The one thing her posse won’t allow is using Hope — the leader of their group’s mother died from it. But when Dream tries it with Bliss, she sees a world of possibility for Black people to move forward and unleash their creativity, minds, and souls.

Unfortunately, life isn’t that kind. While Bliss and Dream sit under the Underpass (Branch and Perkins have a delectable chemistry together), they see a wall of names painted in little white-rimmed rectangles — the names of everyone dead by gun violence for that year. The names are actually of those who have died by gun violence in Washington, DC this past year, and it’s a harsh, unescapable reality. In “The Blackest Battle,” someone will die of gun violence between the rival groups, but it won’t be Bliss or Dream. It will be basically a bystander, an innocent who came upon them and offered some advice.

Tightly directed by Raymond O. Caldwell, the production team does a masterful job of blending the graphic art (Wesley Clark, Camilla King and Maliah Stokes), background art (Rodney “Buck” Herring), props (Amy Kellett), lighting (Dylan Uremovich), sound (Matthew M. Nielson), and photography (Kelly Colburn, who also did the video editing). Animation by Jeremy Bennett, Deja Collins, Dylan Uremovich, and Visual FX artists Kelly Colburn, Deja Collins, Jonathan Dahm Robertson, and Dylan Uremovich bring visual verve and punch to the music, dance, and dialogue.

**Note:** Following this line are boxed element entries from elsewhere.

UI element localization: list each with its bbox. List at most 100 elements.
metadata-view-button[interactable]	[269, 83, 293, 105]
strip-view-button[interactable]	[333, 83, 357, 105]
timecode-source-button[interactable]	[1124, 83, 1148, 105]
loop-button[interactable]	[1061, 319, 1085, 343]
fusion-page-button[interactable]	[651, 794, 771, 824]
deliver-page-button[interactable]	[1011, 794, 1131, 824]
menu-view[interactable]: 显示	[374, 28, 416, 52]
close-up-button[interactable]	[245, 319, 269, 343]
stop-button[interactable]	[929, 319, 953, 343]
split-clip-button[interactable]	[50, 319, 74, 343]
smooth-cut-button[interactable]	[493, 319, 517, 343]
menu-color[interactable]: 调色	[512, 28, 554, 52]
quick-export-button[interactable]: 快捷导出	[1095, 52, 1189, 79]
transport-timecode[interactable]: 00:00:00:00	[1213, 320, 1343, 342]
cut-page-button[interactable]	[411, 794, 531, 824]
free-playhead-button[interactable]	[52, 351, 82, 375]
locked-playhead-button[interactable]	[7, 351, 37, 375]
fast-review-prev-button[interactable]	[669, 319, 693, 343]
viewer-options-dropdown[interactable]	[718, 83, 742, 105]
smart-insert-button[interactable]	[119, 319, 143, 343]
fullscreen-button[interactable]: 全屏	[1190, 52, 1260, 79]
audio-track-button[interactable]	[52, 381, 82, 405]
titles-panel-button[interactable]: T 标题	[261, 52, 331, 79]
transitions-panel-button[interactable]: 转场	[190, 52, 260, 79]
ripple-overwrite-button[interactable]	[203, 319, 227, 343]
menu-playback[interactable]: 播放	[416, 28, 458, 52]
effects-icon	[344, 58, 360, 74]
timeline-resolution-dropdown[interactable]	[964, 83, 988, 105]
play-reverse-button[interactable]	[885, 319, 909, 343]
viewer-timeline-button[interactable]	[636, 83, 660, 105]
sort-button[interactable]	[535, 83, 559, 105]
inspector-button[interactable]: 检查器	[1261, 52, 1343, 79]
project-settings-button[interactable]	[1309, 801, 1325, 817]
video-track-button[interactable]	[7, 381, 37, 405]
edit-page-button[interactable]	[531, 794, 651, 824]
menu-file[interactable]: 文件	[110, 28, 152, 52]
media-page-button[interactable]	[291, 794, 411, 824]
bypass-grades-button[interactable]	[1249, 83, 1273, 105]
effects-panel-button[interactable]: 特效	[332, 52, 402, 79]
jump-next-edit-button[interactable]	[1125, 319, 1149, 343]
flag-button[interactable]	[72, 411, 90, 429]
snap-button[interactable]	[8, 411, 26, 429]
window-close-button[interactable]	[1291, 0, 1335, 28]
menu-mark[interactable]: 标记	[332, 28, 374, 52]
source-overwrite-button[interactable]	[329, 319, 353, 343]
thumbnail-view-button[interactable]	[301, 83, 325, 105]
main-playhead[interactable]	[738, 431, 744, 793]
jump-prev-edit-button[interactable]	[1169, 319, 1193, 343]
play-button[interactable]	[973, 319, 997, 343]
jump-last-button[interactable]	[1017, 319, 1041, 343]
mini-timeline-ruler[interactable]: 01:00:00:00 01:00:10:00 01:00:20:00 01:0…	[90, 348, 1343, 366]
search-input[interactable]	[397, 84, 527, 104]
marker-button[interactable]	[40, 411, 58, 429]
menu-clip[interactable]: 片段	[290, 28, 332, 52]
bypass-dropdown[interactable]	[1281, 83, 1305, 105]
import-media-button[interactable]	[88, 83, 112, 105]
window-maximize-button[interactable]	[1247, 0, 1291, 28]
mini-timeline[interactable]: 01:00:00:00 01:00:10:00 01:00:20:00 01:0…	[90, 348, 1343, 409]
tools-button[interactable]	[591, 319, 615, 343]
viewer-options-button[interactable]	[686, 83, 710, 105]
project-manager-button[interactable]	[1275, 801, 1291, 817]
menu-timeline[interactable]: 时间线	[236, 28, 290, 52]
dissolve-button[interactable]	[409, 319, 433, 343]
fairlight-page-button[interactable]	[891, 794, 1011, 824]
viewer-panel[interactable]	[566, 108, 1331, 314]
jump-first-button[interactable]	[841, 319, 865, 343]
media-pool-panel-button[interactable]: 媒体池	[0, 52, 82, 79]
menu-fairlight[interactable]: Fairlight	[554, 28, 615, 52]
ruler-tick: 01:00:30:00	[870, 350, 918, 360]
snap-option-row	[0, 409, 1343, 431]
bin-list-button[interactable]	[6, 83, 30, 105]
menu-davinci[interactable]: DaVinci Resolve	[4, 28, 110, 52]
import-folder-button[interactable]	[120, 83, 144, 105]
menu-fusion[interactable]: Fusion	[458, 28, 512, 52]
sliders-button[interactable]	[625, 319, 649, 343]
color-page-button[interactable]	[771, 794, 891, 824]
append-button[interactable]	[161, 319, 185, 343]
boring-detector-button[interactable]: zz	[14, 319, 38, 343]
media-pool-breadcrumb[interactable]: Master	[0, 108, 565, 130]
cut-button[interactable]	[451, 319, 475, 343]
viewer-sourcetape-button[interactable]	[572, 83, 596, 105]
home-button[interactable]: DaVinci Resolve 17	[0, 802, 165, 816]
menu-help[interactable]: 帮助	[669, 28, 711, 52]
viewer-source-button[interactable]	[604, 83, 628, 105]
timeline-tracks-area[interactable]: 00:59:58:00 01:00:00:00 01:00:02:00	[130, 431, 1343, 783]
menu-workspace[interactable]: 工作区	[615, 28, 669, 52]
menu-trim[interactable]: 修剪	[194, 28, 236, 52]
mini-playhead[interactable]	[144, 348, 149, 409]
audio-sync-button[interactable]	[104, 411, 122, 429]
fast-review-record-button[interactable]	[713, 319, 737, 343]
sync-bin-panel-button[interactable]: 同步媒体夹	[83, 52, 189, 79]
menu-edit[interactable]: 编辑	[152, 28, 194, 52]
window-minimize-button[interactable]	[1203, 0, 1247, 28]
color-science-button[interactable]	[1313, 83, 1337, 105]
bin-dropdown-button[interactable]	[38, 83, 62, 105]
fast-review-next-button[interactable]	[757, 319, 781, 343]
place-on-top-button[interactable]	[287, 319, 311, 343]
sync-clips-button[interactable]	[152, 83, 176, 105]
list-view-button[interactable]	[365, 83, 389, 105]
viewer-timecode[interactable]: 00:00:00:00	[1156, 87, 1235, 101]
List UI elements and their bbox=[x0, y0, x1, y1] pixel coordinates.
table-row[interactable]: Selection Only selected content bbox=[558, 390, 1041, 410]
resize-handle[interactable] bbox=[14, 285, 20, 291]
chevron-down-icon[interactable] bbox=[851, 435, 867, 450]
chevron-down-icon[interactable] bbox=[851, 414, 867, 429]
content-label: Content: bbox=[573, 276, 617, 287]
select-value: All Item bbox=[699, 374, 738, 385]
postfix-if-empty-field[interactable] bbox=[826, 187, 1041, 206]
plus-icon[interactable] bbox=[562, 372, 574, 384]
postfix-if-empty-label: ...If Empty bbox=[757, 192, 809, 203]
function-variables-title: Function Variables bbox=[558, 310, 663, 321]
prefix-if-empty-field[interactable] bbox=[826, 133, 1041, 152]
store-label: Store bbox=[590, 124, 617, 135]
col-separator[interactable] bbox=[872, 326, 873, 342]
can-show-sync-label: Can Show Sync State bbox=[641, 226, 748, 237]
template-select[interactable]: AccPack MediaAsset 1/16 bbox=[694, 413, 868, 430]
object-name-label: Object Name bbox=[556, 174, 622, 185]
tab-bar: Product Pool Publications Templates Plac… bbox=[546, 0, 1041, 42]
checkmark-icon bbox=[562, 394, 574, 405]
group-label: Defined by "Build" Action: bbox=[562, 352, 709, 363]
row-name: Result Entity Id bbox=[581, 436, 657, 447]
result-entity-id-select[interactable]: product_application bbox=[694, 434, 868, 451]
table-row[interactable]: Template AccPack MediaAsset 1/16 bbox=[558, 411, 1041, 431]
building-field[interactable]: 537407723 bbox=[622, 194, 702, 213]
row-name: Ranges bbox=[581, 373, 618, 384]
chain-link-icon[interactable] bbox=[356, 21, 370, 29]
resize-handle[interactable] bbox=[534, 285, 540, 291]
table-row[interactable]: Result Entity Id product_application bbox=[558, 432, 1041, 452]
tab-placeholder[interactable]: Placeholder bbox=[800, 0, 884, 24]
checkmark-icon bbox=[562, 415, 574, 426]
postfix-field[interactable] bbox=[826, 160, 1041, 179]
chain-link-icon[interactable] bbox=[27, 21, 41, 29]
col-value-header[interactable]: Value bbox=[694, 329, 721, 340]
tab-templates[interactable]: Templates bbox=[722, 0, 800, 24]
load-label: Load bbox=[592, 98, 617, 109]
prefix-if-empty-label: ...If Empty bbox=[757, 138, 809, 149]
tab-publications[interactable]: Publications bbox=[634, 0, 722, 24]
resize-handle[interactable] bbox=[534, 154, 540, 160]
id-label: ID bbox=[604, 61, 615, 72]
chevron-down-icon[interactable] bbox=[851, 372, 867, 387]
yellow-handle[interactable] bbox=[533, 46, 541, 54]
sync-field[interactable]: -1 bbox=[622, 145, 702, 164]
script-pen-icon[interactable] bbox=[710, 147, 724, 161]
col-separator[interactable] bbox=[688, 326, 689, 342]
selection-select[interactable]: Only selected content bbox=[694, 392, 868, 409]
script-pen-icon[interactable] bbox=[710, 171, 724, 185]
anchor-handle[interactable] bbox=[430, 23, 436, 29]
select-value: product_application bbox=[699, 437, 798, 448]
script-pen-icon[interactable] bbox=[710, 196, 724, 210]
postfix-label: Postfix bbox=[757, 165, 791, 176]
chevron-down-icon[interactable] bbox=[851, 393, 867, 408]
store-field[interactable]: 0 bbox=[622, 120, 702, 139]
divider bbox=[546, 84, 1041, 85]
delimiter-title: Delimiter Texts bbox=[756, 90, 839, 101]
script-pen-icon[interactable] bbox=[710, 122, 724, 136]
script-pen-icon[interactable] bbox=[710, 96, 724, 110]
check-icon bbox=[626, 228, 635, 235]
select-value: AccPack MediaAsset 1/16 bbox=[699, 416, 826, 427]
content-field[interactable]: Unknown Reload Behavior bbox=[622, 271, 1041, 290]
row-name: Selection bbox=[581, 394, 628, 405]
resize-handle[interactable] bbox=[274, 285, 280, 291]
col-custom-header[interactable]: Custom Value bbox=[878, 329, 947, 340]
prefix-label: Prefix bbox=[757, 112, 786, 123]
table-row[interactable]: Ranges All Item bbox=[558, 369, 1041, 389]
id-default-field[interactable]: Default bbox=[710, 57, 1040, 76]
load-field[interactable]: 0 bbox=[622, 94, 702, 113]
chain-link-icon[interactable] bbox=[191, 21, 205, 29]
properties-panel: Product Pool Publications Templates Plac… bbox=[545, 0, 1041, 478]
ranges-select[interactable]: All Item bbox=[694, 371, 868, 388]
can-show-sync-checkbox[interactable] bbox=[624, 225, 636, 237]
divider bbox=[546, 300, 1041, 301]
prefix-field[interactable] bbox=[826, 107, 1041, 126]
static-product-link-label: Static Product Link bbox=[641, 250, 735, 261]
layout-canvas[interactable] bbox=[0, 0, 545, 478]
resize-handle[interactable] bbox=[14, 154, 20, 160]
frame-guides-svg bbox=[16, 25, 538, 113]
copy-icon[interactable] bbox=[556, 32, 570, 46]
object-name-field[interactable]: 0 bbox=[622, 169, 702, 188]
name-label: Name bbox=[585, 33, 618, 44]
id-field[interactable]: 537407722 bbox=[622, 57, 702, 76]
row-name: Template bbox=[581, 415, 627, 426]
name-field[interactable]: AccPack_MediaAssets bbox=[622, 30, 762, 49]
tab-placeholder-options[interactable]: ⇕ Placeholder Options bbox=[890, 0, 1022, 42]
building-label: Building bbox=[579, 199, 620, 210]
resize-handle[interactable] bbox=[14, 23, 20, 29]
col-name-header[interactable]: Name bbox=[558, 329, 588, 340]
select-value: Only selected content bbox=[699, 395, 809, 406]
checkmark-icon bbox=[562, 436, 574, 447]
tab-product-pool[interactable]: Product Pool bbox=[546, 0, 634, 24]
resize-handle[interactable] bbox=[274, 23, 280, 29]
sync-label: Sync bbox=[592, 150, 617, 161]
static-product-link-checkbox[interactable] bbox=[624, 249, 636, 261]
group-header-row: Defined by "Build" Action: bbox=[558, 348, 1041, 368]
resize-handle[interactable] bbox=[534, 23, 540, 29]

But it’s not cartoonish, in the sense of being cute or at a safe remove. This is a visceral show that demands the audience acknowledge and think about the deleterious and on-going effects of centuries of abuse, cruelty, and dehumanization that have led to names on an underpass. The show makes these points with force and vigor because these people have basically died in a war, but where is the memorial honoring their sacrifices?

Go to the Theatre Alliance website and buy a ticket. Psalmayene 24 has given us entrée into a world we need to see and hear and feel — now.

This is an ambitious show, and I’m sorry I didn’t see the original conception when it was presented at the Kennedy Center’s “Page to Stage.”

Running Time: Approximately 90 minutes without intermission.

Advisory: Adult language and drug use. For mature teens and older.